DIVERGENCE OF LATE MIOCENE CARIBBEAN AND EASTERN PACIFIC TROPICAL BENTHIC FORAMINIFERA: EVIDENCE FROM ECUADOR AND CARIBBEAN PANAMA
The Rio Indio facies of the Chagres Formation, which crops out near the Caribbean entrance to the Panama Canal, is middle neritic. Benthic foraminiferal assemblages are dominantly Atlantic in affinity or cosmopolitan, and include few taxa that are or were primarily Pacific.
The Angostura Formation, NW coast of Ecuador, includes middle neritic and shallow outer neritic facies exposed along the Rio Santiago and Punta Verde, respectively. Unlike most of the Miocene neritic sediments of Panama and Colombia, these were well oxygenated and contained diverse faunas, allowing direct comparison with those of the Caribbean. The deeper assemblage of benthic foraminifera contains more endemic species (e.g., Epistominella sandiegoensis, Hanzawaia evansi) than does the shallower assemblage, but many of the species were still transisthmian in the Late Miocene.

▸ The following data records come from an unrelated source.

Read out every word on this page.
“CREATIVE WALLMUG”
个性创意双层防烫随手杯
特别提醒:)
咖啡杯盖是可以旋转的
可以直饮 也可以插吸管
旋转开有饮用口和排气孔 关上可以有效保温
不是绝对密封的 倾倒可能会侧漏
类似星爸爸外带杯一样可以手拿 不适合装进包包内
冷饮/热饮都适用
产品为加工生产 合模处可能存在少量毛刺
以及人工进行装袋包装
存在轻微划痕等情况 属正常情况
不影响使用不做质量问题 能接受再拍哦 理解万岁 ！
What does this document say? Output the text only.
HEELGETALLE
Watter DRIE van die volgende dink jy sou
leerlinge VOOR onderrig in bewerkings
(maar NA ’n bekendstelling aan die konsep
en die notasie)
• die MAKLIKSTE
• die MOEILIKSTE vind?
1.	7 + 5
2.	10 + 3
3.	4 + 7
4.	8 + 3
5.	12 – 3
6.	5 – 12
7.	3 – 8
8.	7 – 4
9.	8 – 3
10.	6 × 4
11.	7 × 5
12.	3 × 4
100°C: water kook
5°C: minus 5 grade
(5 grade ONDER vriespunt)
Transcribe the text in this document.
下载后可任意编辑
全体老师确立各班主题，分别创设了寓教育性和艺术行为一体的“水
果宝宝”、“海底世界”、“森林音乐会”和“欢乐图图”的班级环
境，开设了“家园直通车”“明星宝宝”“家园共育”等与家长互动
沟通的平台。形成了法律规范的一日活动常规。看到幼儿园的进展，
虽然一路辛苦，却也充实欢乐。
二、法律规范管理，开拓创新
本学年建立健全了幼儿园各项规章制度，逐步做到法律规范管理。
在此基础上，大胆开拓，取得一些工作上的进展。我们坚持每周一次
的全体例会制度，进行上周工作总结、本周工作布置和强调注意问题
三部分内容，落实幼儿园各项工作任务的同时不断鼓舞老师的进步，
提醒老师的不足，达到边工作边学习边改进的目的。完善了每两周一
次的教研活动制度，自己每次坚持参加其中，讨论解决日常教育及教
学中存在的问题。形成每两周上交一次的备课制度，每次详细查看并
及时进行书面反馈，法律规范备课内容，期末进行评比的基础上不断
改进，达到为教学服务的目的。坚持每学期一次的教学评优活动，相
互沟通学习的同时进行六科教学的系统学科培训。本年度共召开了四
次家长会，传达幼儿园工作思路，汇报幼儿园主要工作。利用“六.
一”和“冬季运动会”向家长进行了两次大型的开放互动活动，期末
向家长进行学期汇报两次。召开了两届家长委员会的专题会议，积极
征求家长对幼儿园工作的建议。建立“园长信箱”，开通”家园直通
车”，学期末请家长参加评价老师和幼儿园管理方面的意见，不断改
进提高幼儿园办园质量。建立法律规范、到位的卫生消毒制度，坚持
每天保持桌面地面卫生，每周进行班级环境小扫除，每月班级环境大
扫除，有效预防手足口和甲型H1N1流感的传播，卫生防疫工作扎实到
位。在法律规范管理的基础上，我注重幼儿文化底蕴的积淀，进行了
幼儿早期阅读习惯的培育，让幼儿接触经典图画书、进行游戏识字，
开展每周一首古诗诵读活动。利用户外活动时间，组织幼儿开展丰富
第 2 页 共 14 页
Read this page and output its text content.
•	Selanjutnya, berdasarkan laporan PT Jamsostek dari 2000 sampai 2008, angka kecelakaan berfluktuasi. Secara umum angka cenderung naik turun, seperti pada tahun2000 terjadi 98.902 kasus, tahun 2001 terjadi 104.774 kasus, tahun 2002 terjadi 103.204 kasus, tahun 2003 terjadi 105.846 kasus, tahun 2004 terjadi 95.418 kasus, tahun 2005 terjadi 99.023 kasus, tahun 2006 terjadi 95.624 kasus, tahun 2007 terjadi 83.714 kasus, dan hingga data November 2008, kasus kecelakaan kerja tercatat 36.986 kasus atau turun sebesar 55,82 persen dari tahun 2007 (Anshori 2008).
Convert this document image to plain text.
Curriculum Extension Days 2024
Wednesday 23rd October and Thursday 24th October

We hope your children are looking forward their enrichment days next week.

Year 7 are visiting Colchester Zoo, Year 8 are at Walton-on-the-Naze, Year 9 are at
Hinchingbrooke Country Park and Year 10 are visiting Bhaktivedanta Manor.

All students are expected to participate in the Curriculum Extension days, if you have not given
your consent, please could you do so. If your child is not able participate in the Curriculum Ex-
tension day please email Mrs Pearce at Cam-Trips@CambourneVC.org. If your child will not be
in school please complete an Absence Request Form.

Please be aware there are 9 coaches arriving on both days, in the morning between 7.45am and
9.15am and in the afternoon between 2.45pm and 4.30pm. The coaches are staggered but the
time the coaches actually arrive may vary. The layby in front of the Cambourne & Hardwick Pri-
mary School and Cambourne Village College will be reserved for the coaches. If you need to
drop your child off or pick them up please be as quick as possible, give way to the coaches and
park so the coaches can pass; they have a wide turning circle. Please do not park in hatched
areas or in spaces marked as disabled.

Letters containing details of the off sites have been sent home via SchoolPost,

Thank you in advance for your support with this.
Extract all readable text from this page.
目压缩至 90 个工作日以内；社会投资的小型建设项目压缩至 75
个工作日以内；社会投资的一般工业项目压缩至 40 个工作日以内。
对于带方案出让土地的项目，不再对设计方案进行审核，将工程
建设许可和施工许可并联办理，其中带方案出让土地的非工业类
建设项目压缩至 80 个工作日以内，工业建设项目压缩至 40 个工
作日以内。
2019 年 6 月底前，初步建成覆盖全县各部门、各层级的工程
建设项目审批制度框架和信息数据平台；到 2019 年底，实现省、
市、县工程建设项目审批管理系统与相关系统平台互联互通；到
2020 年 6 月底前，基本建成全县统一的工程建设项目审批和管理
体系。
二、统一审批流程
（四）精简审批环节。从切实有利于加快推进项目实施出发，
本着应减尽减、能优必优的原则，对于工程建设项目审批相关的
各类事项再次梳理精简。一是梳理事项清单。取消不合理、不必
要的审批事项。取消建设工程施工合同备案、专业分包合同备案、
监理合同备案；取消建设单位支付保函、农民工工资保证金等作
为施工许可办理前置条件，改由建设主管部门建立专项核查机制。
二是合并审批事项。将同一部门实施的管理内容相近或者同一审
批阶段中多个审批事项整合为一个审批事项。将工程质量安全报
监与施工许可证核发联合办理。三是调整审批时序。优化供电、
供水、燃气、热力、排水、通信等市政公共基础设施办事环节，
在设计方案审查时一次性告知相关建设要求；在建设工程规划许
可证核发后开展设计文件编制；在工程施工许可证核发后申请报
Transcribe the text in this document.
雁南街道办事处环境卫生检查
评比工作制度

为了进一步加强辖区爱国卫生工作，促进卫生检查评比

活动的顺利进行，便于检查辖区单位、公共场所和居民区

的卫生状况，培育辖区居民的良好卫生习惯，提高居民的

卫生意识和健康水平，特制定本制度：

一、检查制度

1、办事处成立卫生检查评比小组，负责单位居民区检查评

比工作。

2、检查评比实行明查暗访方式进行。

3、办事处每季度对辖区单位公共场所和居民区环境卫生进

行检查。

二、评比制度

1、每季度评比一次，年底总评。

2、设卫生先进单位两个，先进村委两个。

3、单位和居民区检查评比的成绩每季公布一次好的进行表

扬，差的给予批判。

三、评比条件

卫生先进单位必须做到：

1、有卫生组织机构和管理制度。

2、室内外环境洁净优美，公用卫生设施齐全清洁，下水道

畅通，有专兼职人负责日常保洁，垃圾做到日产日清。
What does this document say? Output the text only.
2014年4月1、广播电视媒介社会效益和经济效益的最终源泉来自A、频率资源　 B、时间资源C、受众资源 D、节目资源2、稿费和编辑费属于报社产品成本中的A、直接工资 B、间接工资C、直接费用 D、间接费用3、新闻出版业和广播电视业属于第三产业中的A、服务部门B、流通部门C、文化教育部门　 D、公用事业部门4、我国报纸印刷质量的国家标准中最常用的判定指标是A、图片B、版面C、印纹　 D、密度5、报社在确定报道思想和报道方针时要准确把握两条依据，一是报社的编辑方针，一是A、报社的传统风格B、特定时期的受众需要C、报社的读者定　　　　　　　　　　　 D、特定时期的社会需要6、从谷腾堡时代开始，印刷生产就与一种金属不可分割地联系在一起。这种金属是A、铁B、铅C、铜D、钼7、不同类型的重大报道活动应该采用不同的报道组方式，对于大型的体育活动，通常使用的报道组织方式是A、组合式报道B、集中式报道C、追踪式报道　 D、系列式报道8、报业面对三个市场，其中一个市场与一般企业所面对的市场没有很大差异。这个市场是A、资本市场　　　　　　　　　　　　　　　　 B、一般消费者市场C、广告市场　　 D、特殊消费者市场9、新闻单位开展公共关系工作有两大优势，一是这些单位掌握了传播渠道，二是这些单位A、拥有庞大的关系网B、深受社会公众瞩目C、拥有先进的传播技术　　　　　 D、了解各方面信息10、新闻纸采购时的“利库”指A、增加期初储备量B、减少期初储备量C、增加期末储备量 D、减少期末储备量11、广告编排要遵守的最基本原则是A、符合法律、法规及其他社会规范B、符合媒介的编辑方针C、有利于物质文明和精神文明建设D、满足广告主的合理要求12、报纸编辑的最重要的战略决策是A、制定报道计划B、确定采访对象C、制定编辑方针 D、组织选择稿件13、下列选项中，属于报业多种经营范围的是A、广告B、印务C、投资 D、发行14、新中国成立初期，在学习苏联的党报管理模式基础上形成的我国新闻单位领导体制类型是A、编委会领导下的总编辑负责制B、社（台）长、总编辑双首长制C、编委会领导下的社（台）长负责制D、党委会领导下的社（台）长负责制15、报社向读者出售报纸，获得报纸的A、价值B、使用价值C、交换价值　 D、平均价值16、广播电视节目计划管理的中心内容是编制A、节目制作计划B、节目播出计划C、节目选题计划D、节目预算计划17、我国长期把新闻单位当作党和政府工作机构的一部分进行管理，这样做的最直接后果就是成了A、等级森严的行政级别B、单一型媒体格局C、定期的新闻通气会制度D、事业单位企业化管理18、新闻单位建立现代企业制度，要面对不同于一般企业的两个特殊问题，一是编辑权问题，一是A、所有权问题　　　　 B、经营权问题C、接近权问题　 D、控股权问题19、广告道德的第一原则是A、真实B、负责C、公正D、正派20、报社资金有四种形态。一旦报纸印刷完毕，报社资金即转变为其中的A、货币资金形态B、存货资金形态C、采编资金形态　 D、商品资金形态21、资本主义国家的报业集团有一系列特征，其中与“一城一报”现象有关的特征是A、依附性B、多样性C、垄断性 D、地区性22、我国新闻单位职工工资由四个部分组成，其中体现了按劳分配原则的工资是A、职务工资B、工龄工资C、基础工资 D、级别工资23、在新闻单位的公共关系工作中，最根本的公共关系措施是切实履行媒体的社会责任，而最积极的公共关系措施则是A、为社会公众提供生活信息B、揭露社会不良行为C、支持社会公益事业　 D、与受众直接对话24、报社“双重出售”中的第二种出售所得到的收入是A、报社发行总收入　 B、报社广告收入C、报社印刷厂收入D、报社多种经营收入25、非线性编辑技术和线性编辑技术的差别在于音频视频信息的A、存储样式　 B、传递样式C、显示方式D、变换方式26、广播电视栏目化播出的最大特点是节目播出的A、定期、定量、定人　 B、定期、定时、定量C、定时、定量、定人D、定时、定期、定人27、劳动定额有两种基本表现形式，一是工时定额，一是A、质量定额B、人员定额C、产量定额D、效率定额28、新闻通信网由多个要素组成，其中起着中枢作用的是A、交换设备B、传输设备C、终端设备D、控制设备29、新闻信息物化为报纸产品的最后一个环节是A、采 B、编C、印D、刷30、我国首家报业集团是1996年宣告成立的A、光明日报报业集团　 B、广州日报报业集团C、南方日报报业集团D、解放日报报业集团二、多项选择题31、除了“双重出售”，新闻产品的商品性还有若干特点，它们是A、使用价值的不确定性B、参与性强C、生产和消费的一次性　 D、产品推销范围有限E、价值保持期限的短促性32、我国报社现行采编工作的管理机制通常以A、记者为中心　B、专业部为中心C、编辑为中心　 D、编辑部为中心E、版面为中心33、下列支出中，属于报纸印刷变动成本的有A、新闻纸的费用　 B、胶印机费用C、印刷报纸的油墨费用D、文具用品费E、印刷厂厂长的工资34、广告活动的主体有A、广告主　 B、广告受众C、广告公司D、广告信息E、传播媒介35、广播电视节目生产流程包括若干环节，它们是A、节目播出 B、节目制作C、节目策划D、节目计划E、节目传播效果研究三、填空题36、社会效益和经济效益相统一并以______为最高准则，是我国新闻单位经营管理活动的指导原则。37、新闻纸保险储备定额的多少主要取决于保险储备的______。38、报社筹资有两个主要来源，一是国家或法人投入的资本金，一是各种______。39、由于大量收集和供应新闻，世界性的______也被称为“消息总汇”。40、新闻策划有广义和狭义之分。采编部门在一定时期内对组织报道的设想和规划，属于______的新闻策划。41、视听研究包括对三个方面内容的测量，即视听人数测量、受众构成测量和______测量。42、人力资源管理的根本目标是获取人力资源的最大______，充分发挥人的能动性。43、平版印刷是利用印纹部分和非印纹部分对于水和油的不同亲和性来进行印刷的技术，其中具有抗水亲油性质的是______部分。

The species distributions indicate a stage of developing endemism in Late Miocene, Eastern Pacific faunas. The deeper, outer neritic faunas of the Angostura Formation show greater divergence with the Caribbean than shallower, middle neritic faunas. Deeper faunas should have been affected first by the rise of the sill that severed the connection between tropical Atlantic and Eastern Pacific faunas.